Überraschung!?

Drei Jahre lang hat das Bundeskartellamt akribisch befragt, untersucht und analysiert. Jetzt wissen alle Bescheid: Die Marktmacht großer Unternehmen im Lebensmitteleinzelhandel ist bedenklich.



Ach was, so eine Überraschung aber auch!

Seit mindestens 20 Jahren klagen beispielsweise Molkereien und Fleischvermarkter über das Ungleichgewicht auf den Märkten für Lebensmittel – ohne jeden Widerhall bei den zuständigen Behörden. Während Produzentenvereinigungen vom Kartellamt überkritisch unter die Lupe genommen wurden, wenn es um Zusammenarbeit oder Verschmelzung ging, hatte der Handel freie Bahn. Anders lässt sich nicht erklären, dass heute vier Unternehmen den deutschen Markt für Lebensmittel dominieren und zusammen für 85 % der Umsätze in diesem Bereich stehen.

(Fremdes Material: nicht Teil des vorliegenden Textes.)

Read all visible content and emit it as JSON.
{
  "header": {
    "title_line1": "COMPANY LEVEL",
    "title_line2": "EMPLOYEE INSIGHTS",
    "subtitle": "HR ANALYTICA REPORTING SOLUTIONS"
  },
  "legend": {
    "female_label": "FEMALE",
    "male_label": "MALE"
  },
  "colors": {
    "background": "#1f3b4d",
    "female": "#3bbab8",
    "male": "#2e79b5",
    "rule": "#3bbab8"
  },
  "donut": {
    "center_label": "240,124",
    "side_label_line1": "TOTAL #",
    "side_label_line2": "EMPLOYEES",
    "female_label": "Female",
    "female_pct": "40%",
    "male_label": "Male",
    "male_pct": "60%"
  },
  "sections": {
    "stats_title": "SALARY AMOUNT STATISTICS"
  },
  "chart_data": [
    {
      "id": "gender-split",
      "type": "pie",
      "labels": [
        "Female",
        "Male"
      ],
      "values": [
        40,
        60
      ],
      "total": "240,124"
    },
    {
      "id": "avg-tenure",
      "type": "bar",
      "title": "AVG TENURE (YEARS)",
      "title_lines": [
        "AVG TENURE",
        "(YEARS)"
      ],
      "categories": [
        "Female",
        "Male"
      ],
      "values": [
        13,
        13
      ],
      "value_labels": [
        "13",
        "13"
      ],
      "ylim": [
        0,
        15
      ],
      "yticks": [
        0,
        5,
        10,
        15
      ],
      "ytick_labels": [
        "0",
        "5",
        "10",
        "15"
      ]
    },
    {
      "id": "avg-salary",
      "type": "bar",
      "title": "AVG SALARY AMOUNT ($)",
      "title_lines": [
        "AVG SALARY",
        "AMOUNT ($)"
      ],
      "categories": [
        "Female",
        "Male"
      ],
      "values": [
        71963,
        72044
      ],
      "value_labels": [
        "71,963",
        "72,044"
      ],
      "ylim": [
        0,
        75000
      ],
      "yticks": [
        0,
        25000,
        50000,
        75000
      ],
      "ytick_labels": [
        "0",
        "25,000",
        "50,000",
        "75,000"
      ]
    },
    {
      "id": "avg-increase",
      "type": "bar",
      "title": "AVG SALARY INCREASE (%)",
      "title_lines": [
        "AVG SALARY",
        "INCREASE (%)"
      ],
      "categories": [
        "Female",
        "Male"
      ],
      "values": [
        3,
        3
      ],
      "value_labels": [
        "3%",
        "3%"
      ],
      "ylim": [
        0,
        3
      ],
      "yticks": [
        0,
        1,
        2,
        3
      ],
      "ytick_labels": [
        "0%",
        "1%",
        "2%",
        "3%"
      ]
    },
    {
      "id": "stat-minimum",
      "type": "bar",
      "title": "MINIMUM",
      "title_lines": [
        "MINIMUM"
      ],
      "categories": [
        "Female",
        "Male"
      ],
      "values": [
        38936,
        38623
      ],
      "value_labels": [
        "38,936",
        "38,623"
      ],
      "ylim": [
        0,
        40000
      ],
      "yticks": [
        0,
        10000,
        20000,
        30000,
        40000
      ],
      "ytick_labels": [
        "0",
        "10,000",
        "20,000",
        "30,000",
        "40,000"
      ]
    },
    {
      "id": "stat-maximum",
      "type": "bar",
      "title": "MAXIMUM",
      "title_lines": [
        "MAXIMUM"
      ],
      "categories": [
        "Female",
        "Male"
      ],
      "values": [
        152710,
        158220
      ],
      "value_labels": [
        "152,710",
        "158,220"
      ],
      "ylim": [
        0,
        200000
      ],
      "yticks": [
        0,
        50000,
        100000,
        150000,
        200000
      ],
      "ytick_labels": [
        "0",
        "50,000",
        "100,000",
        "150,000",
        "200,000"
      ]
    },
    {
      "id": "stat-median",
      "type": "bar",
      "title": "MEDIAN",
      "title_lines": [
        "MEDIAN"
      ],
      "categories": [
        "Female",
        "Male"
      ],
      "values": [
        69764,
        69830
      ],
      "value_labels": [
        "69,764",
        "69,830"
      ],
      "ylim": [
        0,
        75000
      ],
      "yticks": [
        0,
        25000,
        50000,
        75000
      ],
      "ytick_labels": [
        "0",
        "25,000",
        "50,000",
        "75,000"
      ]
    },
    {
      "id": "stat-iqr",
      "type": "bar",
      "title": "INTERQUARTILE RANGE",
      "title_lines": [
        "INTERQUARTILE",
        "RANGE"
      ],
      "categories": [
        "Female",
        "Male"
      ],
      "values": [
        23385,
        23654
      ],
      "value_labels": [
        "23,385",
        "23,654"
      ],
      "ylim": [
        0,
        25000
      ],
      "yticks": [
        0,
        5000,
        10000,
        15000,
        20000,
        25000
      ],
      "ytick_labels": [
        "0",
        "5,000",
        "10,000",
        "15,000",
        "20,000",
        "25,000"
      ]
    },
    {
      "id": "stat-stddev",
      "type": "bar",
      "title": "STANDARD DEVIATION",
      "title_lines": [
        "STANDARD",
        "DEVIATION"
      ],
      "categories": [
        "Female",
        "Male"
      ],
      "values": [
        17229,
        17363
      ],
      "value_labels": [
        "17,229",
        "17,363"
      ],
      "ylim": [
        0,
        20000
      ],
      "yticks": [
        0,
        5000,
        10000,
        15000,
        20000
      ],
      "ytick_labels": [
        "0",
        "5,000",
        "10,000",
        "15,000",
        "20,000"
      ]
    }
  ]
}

Immerhin: Jetzt hat der Wecker geklingelt. Das Bundeskartellamt will künftig verstärkt darauf achten, ob Zusammenschlüsse und Allianzen im Handel genehmigungsfähig sind oder nicht. Schade, dass niemand früher wach geworden ist.

Der ungebremste Wachstumswille der Handelskonzerne hängt freilich auch mit dem gnadenlosen Wettbewerb zusammen. Dumpingangebote oder das Massengeschäft müssen für Umsatz sorgen. Und Rabattaktionen gibt es ohne Ende. Gleichzeitig gibt es ein gigan­tisches Überangebot an Verkaufsfläche. Nirgendwo in Europa wird der Verbraucher so umworben wie hierzulande. Das liegt auch daran, dass Einkaufszentren und Supermärkte im Überfluss von den Kommunen genehmigt worden sind.

Nein, die Ergebnisse der Sektoruntersuchung sind gar keine Überraschung. Umso wichtiger ist es, jetzt die Fehlentwicklung zu stoppen, besser noch zurückzudrehen. Das wäre eine lohnende Auf­gabe.